Una volta concluso il lavoro per "Lady Psyché", Dave Pàiza ed io inquadrammo (non senza battute d'arresto e non immediatamente) il nuovo progetto (intervallato dalla breve parentesi di "Happy Birthday Guru"). Immaginammo una Terra Zero. Questa strana terra (frutto di un progettato declivio per sogni) si propose con la volgarità dell'insistenza, come una sensazione senza contorni, priva di profondità e di spigoli. Indefinibile mediante un'immagine, follemente prolissa e ampollosa, ma sempre senza parole che ne svelassero la natura più atomica e profonda. La prospettiva di spiegarla in cinque brani musicali risultava tanto difficile da esser per forza irrinunciabile.

Approaching Earth Zero
Non c'è amore assoluto per tutto quello che registriamo. Alcune parentesi, dopo mesi o dopo anni suonano quasi odiose, come tutto quello che si è ascoltato fino a distruggerne ogni sorpresa, ogni tipica carica emotiva. Tuttavia c'è molto di cui siamo soddisfatti in questa prima parte del nostro album in due capitoli. Ci piace che "Lip and Tremble" non sia morto e, anzi, si mescoli senza troppa fatica con qualche suono da "Happy birthday Guru"; che "Lady Psyché" sia stato il trampolino di alcuni dei cinque pezzi in uscita (me li ricordo al loro stato embrionale qualche anno fa, incerti nei passaggi importanti, infantili nel grado di approfondimento dei testi, scapestrati nelle proporzioni sonore, gattonanti sui numerosi cambi di tempo) e che le "Heart Mechanix" scivolino leste in alcuni ritornelli e nel suono di saltuarie chitarre; ci piace poi che questa Terra Zero, o almeno questo suo primo capitolo, rappresenti comunque una cesura col passato, mai rinnegato, ma piuttosto implementato con testi più vari, farcito e potenziato con suoni ai limiti dell'educazione e del gusto.
Ci sarebbe molto da dire, ma parlare della propria musica immaginando di conoscerla davvero a fondo è una recita, un falso.
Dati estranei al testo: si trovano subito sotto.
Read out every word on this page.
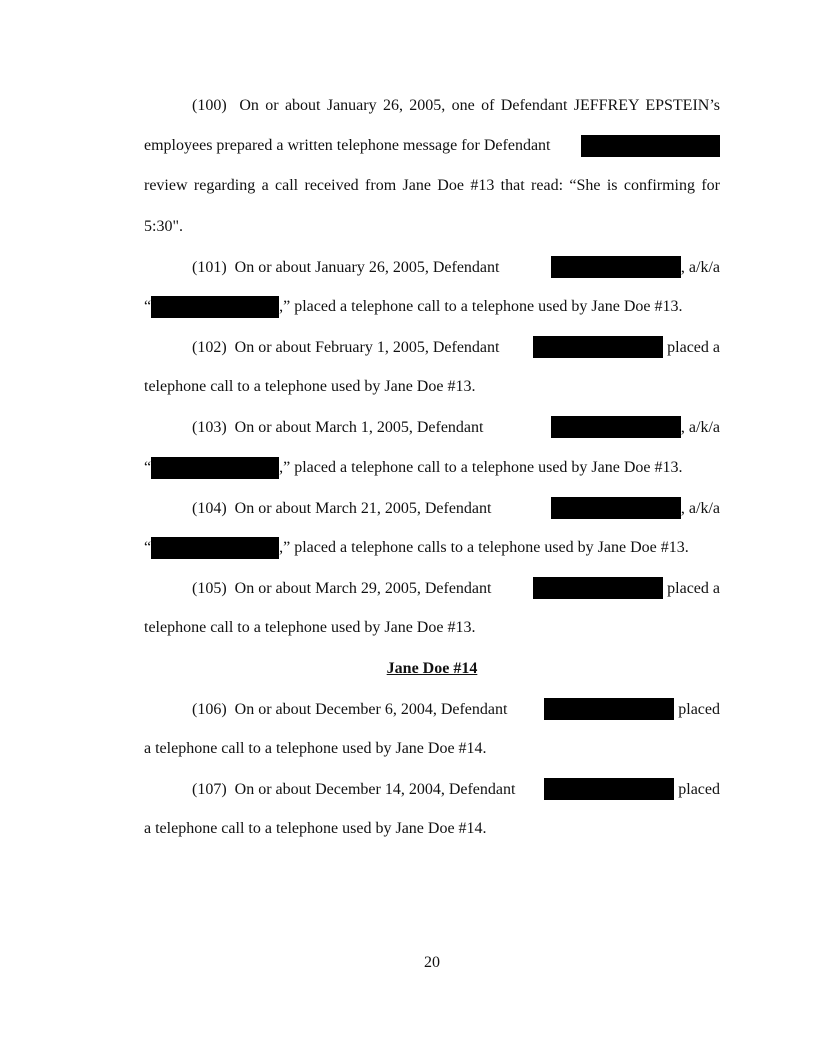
(100) On or about January 26, 2005, one of Defendant JEFFREY EPSTEIN’s
employees prepared a written telephone message for Defendant
review regarding a call received from Jane Doe #13 that read: “She is confirming for
5:30".
(101) On or about January 26, 2005, Defendant	, a/k/a
“	,” placed a telephone call to a telephone used by Jane Doe #13.
(102) On or about February 1, 2005, Defendant	placed a
telephone call to a telephone used by Jane Doe #13.
(103) On or about March 1, 2005, Defendant	, a/k/a
“	,” placed a telephone call to a telephone used by Jane Doe #13.
(104) On or about March 21, 2005, Defendant	, a/k/a
“	,” placed a telephone calls to a telephone used by Jane Doe #13.
(105) On or about March 29, 2005, Defendant	placed a
telephone call to a telephone used by Jane Doe #13.
Jane Doe #14
(106) On or about December 6, 2004, Defendant	placed
a telephone call to a telephone used by Jane Doe #14.
(107) On or about December 14, 2004, Defendant	placed
a telephone call to a telephone used by Jane Doe #14.
20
Ed è anche in totale contraddizione con quella comprensibile e forse utopica credenza che ogni parabola musicale, a prescindere dalla sua limitatezza relativa, susciti qualcosa di originale, spontaneo e imprevedibile nell'ascoltatore. Si conoscono i motivi per i quasi si scrive, mai gli effetti. Un fatto sostanzialmente intrigante è non riuscire a prevedere quello che teste diverse, preparazioni diametralmente incompatibili, esperienze personali, habitat naturali e sociali possano generare, a livello di critica più o meno superficiale, nella (talvolta letale, talvolta mistica) reazione biochimica nei confronti della musica nuova.

Qualche settimana e la Terra Zero sarà in onda in rete.